NMS를 구현할 때에는 보통 중심이 되는 바운딩 박스와 다른 바운딩 박스들(박스 셋)간의 IoU를 구하는 경우를 구현해야 한다.

def cal_iou3d_multi(box, boxes):
    # box: (x1, y1, z1, x2, y2, z2), z1 < z2
    # boxes: (N, 6)
    # Use the same coordinate system
    
    # 1. Find coordinates of the intersection cuboid.
    x_small = boxes[:, 0].clamp(min=box[0])
    y_small = boxes[:, 1].clamp(min=box[1])
    z_small = boxes[:, 2].clamp(min=box[2])
    x_large = boxes[:, 3].clamp(max=box[3])
    y_large = boxes[:, 4].clamp(max=box[4])
    z_large = boxes[:, 5].clamp(max=box[5])
    
    # 2. Define the delta tensor.
    x_delta = x_large - x_small
    y_delta = y_large - y_small
    z_delta = z_large - z_small
    
    # 3. Calculate IoUs.
    iou = torch.zeros((len(boxes),), dtype=box.dtype)
    has_overlap = (x_delta > 0) * (y_delta > 0) * (z_delta > 0)
    
    # 4. Find the overlapped volume if there is overlap.
    if len(has_overlap.nonzero()) == 0:
        return iou
    else:
        boxes_valid = boxes[has_overlap]
        x_delta_valid = x_delta[has_overlap]
        y_delta_valid = y_delta[has_overlap]
        z_delta_valid = z_delta[has_overlap]

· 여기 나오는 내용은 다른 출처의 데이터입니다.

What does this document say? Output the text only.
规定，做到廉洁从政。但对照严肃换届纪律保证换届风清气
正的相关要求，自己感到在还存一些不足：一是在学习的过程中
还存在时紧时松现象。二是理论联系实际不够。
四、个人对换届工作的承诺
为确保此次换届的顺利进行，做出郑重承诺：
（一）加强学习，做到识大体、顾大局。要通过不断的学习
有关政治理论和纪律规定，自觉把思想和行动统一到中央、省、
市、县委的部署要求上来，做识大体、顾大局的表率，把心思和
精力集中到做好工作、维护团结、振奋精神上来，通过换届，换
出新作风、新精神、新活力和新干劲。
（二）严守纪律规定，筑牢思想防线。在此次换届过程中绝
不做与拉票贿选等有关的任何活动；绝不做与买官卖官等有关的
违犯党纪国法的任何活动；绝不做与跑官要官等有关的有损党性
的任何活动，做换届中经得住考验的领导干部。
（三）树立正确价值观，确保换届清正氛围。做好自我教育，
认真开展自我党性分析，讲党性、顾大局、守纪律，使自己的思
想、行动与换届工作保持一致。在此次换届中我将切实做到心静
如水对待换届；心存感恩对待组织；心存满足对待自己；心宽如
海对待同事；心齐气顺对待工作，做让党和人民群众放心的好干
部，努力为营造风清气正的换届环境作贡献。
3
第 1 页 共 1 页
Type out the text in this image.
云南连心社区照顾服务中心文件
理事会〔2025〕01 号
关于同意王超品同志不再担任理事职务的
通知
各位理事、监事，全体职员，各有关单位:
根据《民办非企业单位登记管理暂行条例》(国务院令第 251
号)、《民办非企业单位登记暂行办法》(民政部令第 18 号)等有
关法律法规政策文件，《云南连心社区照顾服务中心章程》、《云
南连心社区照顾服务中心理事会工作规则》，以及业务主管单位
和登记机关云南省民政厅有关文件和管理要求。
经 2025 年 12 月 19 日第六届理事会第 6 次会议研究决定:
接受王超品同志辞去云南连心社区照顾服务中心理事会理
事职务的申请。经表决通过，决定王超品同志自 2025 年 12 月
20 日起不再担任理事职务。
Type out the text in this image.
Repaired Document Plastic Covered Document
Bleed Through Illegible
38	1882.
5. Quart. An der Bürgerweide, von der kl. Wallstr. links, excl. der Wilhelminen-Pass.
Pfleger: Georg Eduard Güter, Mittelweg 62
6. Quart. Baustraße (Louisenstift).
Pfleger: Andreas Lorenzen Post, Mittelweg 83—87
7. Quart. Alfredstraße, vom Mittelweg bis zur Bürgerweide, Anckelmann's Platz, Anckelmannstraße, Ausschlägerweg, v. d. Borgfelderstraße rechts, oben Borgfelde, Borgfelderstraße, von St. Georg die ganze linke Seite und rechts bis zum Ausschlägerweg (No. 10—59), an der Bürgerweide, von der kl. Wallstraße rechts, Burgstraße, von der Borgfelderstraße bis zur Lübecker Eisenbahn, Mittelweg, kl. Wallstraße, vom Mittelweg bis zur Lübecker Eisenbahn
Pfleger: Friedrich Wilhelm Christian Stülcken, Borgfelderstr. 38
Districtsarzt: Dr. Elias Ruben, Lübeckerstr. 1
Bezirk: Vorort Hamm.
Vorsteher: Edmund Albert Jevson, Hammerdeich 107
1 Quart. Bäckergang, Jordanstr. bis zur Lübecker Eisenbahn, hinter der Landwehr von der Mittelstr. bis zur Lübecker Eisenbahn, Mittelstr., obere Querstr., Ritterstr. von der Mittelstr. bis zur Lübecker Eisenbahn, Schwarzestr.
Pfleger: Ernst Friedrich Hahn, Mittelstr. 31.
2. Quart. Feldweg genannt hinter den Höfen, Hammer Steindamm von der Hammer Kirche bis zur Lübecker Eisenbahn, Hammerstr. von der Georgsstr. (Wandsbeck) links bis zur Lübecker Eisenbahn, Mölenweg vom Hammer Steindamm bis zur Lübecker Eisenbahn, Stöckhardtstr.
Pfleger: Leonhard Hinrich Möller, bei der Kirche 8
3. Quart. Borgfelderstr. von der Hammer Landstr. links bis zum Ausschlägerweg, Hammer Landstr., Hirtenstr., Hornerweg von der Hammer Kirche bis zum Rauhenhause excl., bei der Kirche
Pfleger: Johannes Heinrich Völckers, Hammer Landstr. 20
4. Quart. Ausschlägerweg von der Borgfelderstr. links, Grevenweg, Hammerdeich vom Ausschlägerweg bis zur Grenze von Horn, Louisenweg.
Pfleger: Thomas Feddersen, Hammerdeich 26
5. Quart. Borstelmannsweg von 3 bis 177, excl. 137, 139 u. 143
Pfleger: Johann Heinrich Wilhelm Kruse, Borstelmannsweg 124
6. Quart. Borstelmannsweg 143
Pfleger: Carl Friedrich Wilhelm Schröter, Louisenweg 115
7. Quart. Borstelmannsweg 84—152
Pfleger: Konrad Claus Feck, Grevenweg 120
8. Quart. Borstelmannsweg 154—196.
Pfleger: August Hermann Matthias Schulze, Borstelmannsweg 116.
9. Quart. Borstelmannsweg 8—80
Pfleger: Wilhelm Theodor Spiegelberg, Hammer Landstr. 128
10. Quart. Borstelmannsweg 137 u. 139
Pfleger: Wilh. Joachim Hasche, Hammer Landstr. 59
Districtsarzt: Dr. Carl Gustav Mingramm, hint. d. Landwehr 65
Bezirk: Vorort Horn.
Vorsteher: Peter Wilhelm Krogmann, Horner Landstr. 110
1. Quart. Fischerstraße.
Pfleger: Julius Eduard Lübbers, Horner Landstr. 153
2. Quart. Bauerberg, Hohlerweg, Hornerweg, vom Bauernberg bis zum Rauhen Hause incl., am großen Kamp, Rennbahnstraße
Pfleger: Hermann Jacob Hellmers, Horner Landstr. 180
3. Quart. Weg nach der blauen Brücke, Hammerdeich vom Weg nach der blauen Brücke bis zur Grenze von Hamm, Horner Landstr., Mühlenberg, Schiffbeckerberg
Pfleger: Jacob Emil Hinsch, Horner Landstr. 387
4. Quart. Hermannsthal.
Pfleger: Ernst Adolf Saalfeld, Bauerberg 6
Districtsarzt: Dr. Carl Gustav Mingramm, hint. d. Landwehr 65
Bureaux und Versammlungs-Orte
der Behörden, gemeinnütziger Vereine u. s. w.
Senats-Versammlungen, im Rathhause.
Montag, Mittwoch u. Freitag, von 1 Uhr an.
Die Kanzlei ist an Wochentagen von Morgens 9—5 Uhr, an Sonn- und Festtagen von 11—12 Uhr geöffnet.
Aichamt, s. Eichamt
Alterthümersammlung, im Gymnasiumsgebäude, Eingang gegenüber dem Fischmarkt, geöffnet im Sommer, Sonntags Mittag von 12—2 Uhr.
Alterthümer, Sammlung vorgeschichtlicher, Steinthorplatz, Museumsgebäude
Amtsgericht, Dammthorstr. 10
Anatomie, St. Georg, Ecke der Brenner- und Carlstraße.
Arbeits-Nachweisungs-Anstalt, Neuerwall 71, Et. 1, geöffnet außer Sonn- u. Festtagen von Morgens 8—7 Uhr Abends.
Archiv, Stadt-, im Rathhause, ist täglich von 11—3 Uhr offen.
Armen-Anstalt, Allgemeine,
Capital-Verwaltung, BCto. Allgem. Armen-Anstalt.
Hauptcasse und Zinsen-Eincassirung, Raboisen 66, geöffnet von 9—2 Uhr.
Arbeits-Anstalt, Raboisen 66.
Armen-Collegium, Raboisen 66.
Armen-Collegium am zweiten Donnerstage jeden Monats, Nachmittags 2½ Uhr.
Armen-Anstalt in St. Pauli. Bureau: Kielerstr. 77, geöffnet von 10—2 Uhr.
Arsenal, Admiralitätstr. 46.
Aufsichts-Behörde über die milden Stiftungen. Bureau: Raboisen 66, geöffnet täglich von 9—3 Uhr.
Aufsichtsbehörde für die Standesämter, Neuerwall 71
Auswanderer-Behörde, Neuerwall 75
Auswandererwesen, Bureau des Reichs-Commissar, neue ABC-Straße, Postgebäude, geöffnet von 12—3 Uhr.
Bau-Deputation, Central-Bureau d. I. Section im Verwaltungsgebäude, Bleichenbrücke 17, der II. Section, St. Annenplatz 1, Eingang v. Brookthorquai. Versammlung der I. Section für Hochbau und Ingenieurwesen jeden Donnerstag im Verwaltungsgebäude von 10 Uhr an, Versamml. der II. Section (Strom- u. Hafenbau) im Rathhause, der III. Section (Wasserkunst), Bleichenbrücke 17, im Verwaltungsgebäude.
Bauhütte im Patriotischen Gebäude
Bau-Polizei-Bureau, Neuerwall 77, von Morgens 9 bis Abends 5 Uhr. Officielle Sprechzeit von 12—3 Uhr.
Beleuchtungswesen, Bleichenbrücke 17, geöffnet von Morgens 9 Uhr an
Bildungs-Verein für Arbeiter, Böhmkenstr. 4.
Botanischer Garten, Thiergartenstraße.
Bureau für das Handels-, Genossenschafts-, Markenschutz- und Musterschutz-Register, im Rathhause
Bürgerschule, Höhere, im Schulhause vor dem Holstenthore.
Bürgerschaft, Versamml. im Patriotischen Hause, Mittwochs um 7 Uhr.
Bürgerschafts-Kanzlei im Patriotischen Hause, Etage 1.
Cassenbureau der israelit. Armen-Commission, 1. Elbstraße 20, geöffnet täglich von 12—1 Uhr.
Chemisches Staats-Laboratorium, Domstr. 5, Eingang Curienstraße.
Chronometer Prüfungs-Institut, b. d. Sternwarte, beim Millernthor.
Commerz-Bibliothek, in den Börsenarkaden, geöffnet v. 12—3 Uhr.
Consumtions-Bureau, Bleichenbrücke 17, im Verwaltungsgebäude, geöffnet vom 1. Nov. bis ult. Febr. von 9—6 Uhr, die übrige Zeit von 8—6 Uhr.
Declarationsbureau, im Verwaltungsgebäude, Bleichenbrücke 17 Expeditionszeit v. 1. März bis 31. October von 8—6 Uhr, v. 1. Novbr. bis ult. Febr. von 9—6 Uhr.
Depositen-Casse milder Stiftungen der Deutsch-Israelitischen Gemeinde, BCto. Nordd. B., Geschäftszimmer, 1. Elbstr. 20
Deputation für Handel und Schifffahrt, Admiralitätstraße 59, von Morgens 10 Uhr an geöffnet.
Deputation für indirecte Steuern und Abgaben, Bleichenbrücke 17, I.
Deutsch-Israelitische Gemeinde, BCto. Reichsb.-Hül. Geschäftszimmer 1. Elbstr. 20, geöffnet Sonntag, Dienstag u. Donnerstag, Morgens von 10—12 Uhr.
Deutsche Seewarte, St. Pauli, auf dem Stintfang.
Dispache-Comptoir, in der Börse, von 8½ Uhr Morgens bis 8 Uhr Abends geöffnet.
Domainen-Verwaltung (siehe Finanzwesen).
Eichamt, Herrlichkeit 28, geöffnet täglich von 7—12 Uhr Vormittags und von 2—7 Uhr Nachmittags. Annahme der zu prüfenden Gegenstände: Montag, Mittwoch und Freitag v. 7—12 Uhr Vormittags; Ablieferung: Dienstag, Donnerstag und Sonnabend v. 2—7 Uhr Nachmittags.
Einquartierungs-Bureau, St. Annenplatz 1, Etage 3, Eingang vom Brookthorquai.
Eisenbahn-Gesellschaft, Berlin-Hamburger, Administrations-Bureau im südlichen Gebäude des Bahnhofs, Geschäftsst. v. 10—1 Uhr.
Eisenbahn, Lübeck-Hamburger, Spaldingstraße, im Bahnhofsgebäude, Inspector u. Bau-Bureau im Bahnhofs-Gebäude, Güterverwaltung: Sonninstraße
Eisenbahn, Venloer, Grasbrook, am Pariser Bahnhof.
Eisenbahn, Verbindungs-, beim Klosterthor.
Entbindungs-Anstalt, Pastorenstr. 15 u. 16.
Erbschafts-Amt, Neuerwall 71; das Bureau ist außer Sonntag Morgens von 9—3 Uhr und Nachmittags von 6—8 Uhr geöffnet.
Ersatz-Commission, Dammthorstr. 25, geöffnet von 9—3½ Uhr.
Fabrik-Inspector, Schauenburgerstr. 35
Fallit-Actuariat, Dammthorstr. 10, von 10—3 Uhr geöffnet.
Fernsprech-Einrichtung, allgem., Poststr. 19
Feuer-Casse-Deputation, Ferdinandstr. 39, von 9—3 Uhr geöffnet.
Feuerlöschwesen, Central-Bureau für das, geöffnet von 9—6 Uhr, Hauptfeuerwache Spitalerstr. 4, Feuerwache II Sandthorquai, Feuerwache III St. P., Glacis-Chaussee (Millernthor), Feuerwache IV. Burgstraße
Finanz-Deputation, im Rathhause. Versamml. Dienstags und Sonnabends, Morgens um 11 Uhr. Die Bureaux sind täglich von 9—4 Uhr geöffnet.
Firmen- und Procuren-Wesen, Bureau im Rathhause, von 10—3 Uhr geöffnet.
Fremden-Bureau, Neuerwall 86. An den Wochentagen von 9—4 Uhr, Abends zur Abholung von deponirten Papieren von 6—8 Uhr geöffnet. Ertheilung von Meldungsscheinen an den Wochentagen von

        intersection_volume = x_delta_valid * y_delta_valid * z_delta_valid
        box_volume = (box[3] - box[0]) * (box[4] - box[1]) * (box[5] - box[2])
        boxes_volume = (boxes_valid[:, 3] - boxes_valid[:, 0]) \
                        * (boxes_valid[:, 4] - boxes_valid[:, 1]) \
                        * (boxes_valid[:, 5] - boxes_valid[:, 2])
        iou_valid = intersection_volume / (box_volume + boxes_volume - intersection_volume)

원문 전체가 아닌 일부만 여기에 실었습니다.